Treadmillers No More

The postings on this site are my own and don't necessarily represent IBM's positions, strategies or opinions.

The End of an Era

When I glance at the tagline of this blog, I wonder if I ought to write this entry....Since it made me re-live other experiences that do qualify as worth re-living through writing about them, I'll go ahead....

First thing this morning, Pat and I did what we have been planning to do for a couple of years:

We, ourselves, lifted our sickly heavy treadmill out of our music-room, through the patio door across a bit of the backyard and up the side-yard, out to the edge of the curb for bulky-waste pickup on Monday. I kept looking at it out of the upstairs window, where I was working, and now, am blogging.

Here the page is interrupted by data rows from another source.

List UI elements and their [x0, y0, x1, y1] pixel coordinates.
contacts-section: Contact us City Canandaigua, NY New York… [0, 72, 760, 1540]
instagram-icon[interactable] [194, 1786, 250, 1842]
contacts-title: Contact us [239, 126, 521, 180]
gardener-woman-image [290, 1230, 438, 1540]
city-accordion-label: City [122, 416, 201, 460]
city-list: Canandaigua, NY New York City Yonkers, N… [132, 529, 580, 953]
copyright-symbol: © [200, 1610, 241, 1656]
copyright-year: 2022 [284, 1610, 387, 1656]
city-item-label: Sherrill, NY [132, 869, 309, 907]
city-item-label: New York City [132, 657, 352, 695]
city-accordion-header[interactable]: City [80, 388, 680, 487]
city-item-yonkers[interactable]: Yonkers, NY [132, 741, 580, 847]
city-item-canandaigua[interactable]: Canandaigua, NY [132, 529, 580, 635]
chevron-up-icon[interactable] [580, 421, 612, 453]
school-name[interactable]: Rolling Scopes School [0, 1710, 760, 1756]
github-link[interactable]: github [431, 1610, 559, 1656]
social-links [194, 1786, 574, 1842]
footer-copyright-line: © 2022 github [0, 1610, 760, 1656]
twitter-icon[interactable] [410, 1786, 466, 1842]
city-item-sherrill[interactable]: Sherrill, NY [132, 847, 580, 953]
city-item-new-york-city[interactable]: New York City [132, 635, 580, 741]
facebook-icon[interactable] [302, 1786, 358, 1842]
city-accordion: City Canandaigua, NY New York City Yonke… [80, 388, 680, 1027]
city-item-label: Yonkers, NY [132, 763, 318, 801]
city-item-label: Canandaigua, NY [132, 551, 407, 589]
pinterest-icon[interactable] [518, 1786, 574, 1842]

"Pat, if we tried lifting it any later than this year, probably, we'd not have had the physical strength to do it," I said upon our return from our walk up to Valley Road. Ironically, Valley Road is up two huge hills from where we live; Montclair is in the foothills of the Watchung Mountains.

Pat agreed. A couple of years ago, when we stopped using it, I wasn't allowed to lift anything heavy for a long time; I had wrecked my neck during a business trip in China and needed physical therapy for months as a result. At physical therapy, Amelia told me that the pounding I did by running, and even walking, on the treadmill was no good for my neck. I switched to swimming.

We felt liberated by having opened up the space of that room. We actually hosted family Passover seders in that room twice, placing the table in front of the immovable treadmill; ha! it wasn't immovable once we were ready to move it out of the house.

One Great Deal and One Bad One at the Chanukah Auction

Probably eight years ago (it was the 925 model -- no longer even featured on the web site), Pat and I went to our synagogue's Chanukah auction. We were the highest bidders on the treadmill. Another couple of women had had it in their Manhattan apartment and had decided it was too big for where they lived, and so they donated it to the shul.

Living in the suburbs, it fit less dominantly into one of the rooms of our house. Still, in the past year and a half, it became no more than the rack, where we dried our towels after swimming, before throwing them in the laundry. That was our dilemma now -- where to dry the towels.

At the same auction, Pat bid on an item that proved her love for me definitively. One of the congregants at the time was a well-known literary agent. The agent donated an offer to read a manuscript of any kind, of up to 300 pages, and to provide feedback on it. Pat out-bid everyone and won it for me.

The agent did not keep the commitment. Even our rabbi contacted the agent ultimately, to no avail. The agent agreed when the rabbi called and then ignored it further. I had just finished a coming-of-age memoir and was excited to have it read by the agent, but God had other plans.